Alors qu’il estime que "le football français est à la recherche d’une nouvelle direction", le dirigeant espagnol va plus loin dans son explication, et constate une vraie défaillance dans le système de la formation des jeunes footballeurs. "Tous les clubs recrutent en France car c’est le pays exportateur par excellence, en Europe en raison d’un mélange de cultures. Mais il y a quelque chose de fondamental qu’il faut comprendre: la formation en France est comparable à la formation des basketteurs aux États-Unis. C’est le football qui se joue encore dans la rue, c’est une formation individuelle plutôt que collective. La France en matière de football est la NBA de l’Europe."

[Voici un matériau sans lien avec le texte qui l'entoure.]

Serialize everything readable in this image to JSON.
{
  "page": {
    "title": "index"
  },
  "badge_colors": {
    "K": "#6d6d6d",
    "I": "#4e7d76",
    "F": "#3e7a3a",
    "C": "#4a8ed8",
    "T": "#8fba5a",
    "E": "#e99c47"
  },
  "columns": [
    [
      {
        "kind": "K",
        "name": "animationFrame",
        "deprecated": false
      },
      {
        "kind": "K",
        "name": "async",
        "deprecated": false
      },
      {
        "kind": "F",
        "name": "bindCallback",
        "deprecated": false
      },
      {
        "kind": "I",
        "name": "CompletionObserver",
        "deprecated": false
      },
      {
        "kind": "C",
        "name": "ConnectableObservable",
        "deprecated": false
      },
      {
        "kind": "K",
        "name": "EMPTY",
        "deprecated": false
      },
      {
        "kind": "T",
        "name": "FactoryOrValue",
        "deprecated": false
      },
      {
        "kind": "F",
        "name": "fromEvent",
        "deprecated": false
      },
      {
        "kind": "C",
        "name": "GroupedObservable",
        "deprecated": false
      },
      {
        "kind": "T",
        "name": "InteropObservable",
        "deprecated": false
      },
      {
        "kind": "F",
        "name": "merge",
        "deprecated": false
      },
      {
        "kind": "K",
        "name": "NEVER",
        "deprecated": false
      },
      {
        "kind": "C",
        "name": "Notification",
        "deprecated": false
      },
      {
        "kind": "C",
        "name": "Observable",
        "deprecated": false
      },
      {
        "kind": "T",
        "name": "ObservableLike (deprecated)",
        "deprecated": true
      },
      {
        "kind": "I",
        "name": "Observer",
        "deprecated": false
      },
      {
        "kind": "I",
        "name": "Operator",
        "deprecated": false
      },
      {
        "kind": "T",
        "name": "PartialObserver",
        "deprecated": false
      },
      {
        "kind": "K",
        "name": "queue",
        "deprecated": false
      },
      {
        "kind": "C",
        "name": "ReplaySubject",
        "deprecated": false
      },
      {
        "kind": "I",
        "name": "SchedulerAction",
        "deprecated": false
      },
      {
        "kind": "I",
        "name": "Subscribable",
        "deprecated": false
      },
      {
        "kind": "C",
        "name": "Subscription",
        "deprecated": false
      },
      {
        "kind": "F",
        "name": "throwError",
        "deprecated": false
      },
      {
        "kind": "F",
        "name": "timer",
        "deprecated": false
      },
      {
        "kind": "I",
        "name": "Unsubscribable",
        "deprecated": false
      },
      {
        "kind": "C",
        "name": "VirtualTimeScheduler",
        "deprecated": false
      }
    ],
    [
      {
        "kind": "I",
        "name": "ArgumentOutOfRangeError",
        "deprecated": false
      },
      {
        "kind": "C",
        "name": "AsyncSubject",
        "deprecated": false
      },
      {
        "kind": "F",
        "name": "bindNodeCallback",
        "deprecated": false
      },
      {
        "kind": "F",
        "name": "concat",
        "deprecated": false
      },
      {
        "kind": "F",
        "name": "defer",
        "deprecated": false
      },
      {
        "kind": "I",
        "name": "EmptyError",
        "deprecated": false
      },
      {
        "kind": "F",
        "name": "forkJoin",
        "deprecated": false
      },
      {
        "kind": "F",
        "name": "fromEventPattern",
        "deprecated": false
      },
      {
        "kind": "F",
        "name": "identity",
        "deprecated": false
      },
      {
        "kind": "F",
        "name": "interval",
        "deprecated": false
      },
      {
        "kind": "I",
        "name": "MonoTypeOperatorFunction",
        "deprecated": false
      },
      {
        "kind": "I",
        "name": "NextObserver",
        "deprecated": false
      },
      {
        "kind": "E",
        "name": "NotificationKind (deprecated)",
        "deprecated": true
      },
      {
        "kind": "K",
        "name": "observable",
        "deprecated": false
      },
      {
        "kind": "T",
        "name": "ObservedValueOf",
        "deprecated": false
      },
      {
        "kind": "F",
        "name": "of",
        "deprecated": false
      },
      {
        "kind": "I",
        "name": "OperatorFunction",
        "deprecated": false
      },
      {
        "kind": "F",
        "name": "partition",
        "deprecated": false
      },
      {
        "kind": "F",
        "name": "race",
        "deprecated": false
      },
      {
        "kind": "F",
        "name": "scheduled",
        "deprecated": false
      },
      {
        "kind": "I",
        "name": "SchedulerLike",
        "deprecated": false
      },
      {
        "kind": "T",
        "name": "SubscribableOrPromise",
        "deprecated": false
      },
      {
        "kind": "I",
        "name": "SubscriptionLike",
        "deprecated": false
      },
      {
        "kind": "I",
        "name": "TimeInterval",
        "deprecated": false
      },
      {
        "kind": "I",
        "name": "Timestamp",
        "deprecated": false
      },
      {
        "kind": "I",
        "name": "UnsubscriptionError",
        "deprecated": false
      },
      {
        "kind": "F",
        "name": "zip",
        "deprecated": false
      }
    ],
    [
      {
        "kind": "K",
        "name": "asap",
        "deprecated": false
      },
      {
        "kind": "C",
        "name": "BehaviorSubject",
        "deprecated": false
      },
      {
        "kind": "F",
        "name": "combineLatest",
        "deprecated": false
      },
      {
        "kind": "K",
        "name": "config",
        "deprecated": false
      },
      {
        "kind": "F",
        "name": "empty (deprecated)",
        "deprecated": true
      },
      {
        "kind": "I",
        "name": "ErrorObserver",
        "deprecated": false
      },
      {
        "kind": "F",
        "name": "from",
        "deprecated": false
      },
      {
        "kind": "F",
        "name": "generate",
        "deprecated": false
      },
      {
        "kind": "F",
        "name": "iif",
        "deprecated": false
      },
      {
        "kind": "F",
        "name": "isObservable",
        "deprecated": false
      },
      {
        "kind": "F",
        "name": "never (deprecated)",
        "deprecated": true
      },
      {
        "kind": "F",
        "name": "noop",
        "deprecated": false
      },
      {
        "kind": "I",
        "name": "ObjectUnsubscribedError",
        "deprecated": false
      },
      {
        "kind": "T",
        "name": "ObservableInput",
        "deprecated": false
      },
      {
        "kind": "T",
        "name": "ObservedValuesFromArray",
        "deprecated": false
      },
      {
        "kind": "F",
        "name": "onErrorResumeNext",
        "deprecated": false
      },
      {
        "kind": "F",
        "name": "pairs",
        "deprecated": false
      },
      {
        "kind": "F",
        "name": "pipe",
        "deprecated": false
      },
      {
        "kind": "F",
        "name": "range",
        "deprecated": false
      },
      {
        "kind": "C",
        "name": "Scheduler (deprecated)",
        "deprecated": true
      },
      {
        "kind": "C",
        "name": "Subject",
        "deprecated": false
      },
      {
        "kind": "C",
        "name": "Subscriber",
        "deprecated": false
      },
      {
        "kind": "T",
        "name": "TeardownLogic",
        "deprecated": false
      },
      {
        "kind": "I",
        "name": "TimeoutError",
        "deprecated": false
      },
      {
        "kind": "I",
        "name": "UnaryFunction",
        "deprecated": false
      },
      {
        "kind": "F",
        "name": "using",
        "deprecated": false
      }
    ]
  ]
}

Et de poursuivre: "Des joueurs avec beaucoup de personnalité se forment, pas dans une idée très précise du jeu. En France, il n’y a pas de modèle 'français' du jeu. Objectivement, si l’on analyse l’ensemble du globe, c’est l’un des pays qui exporte le moins d’entraîneurs. Ils ne vendent pas d’idées collectives. Mais individuellement, c’est le pays qui exporte le plus de joueurs car le joueur français continue de jouer dans la rue, notamment dans de nombreux quartiers de Paris, Marseille et Lyon. Là, les enfants continuent à jouer dans la rue et cela signifie qu’ils ont une formation qui les aide à faire des différences. Ils ne sont pas formés pour être intégrés dans un modèle de jeu."

Fin 2020, l’Observatoire du football CIES publiait un classement européen des clubs ayant formé en 2019-20 le plus de joueurs actifs dans les cinq plus gros championnats du continent. Alors que l’OL, le PSG, Rennes, Saint-Etienne et Monaco trônaient dans le top 15, et que des équipes comme Lens, Bordeaux, Nantes ou même Toulouse et Sochaux étaient de la partie, l’OM n’était pas présent dans ce top 50 de la formation en Europe.